Thursday, December 29, 2011

Dramatis Personae: Carlos Moreno

I really wanted Carlos Moreno to be in RAW COMBAT but the timing wasn't right. You see, when I was doing interviews with local Northeast fighters, fighters who helped make the scene what it is today, "The Tyrant" was a guest of the state, and incommunicado (to me, at least). But damn, when it comes to raw talent, intensity and ferocity, few have been able to match Moreno in the cage - which makes his friendliness and likeability outside of the cage such a stark contrast.

If you take Moreno and his record at face value, you'll only get half the story. A glance at his stats and one can see he was a product of "Big" Dan Miragliotta's BAMA Fight Nights, and all of his wins have come from hitting his opponents so hard they either went to sleep or wished they were asleep, and that he was a Ring of Combat and Battle Cage Xtreme heavyweight champ.

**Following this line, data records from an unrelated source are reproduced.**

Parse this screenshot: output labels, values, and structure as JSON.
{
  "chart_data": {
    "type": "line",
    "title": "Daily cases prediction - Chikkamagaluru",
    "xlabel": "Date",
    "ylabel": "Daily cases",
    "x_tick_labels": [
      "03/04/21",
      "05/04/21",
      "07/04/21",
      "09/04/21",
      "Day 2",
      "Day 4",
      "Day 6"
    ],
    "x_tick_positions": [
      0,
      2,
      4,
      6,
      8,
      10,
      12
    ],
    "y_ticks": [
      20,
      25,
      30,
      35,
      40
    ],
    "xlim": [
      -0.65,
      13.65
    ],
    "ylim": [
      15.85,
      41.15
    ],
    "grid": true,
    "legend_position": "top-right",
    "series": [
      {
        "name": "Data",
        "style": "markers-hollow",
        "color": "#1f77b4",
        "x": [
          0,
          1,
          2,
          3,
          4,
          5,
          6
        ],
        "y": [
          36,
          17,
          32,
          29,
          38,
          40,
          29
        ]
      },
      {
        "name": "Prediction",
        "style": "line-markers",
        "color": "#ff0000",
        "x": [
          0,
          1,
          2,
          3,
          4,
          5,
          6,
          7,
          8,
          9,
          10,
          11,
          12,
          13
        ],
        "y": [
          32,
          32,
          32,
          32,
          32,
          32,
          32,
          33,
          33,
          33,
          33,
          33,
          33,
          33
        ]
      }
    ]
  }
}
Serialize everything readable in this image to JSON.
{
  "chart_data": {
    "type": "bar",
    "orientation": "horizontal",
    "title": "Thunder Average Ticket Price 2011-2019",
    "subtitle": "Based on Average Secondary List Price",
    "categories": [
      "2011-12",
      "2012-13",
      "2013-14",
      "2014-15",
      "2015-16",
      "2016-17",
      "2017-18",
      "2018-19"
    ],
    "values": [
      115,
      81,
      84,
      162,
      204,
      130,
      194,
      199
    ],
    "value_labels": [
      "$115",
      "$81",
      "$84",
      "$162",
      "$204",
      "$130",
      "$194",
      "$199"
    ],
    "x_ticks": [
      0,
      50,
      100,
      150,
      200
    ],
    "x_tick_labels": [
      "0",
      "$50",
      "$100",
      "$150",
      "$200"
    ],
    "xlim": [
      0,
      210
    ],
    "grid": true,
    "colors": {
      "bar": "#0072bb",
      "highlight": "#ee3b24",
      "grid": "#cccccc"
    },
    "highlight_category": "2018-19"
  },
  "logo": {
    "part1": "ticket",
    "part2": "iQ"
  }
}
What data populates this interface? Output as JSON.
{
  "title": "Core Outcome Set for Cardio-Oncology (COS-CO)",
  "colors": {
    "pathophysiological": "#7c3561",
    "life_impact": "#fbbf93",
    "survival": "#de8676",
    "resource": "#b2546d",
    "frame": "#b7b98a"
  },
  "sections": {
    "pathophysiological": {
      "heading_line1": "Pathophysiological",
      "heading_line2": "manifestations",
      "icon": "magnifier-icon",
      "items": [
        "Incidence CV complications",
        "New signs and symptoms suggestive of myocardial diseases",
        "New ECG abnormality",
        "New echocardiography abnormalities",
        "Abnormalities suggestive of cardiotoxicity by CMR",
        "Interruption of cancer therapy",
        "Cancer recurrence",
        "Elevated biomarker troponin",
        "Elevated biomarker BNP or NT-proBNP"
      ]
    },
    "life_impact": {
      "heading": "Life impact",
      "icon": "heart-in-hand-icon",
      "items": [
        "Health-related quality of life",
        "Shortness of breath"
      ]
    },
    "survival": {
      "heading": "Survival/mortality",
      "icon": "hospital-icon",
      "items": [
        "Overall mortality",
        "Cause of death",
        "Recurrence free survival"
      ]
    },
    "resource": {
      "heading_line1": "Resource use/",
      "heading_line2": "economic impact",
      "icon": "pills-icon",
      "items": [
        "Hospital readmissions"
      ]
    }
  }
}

However, the tale not told by mere stats is a tale only told by the details, details seen when you're a fixture at shows. There was the time he duked it out with UFC vet Kevin Jordan, and when he got dropped by a knee, his mom was frantic as she rushed the cage. There was also the time teammate Tom Gallicchio showed up for a fight with the words "Free Carlos" written on his back, an open plea to the world about Moreno's legal plight. And there was the time when Moreno took a fight on an EliteXC undercard against Carlton Haselrig, which, due to the short notice (really, only a few days), meant the Latino version of "Tank Abbott" had enough gas for one round of fending off Haselrig's wrestling before he was forced to call it quits.

But those losses, and time spent away from the scene, don't mean much in the grand scheme of things, especially when you're a heavyweight with the ability to break someone's orbital bone with a jab, or when you can overwhelm nearly everyone with sledgehammer fists, and provide a fight card with one heck of an exclaimation point.

Moreno is out now and keen on getting back into the cage, and that's pretty freakin' cool to hear. He was, without question, the Northeast scene's first true heavyweight knockout artist. And it doesn't matter whether there's still TNT left in his fists or not, because ultimately, the scene is far more interesting with him around.